Quando fui trabalhar para a creche em xxxx, fiquei chocada porque não tinha água quente para limpar os meninos. E quando eles se portavam de forma “errada” eram ameaçados a tomar banho de água fria ou obrigados a entrar num quarto completamente escuro.

Eu também tive que fazer um aborto após ter engravidado numa precária, e eu queria aquele filho ou filha, mas se tivesse seria obrigada a cumprir pena até ao fim e tiravam-me as precárias.

Enfim a batalha acabou em xxxx, quando me deram liberdade condicional.

Fui viver com a minha tia e os meus primos e rapidamente arranjei trabalho num estabelecimento de restauração, passado um tempo aluguei um quarto e fechei o contrato para trabalhar como doméstica, foi aí que comecei a namorar com um rapaz que hoje em dia é um grande amigo meu.

Um dia a passearmos fomos à antiga casa onde morava. Por curiosidade bati à porta e quando abriram vi o irmão que eu deixei pequenino já feito um homem e muito lindo, falámos um pouco mas vi que ele tinha feito direta então dei-lhe o meu número e fui embora. No dia a seguir liga-me a minha irmã e marcámos um encontro, foi tão bom…ela já era mãe e eu tia!! Ainda estive também com o mais novo, e com todos diversas vezes.

A minha irmã trabalhava no xxx e disse-me que precisavam de copeiras e fui à entrevista e fiquei. Foi um bom trabalho dentro dos possíveis, estava perto da minha irmã. Mas cometi um grande erro, eu estava chateada com o meu namorado e num dia de folga envolvi-me com quem posteriormente viria a ser o meu companheiro, não usei camisinha e ele não me disse e fiquei infetada (HIV). A partir daí não consegui levar uma vida resolvida para a frente.

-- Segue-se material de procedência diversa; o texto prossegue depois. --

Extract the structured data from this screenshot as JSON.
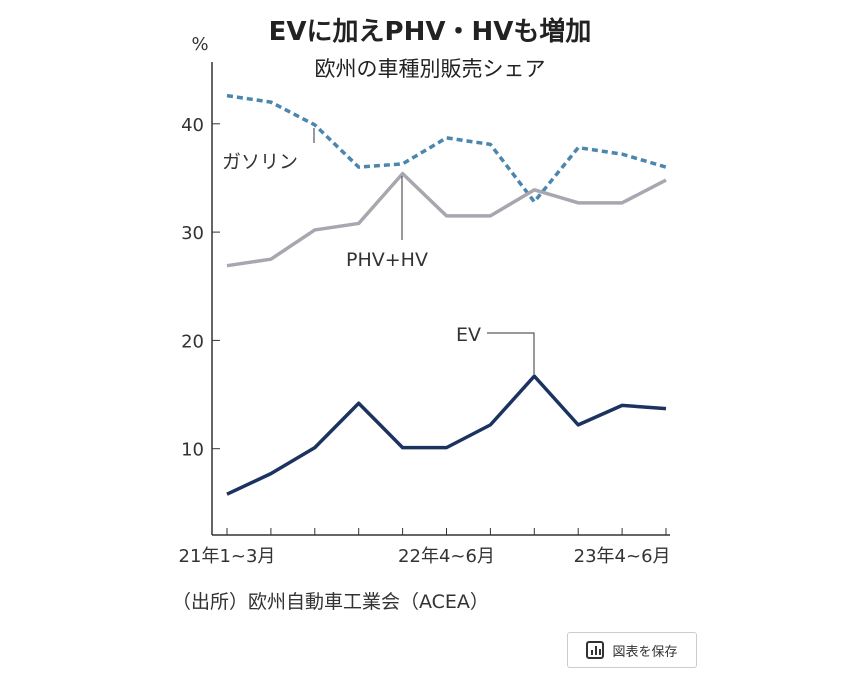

Com este episódio, demiti-me do respetivo emprego, afastei-me da família, não tendo coragem de informá-los do sucedido, dado que me levou a consumir e a ficar dependente de estupefacientes e ter cometido mais um crime e fiquei com uma depressão agravada.

Como referi antes, o apoio familiar esteve presente e foi um bem essencial para a minha reinserção, mas devido aos anos anos todos que estive detida (7 anos e meio) senti-me completamente perdida e sem reconhecer a sociedade atual.

Não foi nada do que aconteceu após a minha libertação que acontecesse. Pois tinha planos, muitos planos e falharam-me as ferramentas. Sempre tive desejo de poder ajudar e dar a voz a pessoas que se encontram detidas, por eu ter passado pelo mesmo e sabendo que nós não temos voz.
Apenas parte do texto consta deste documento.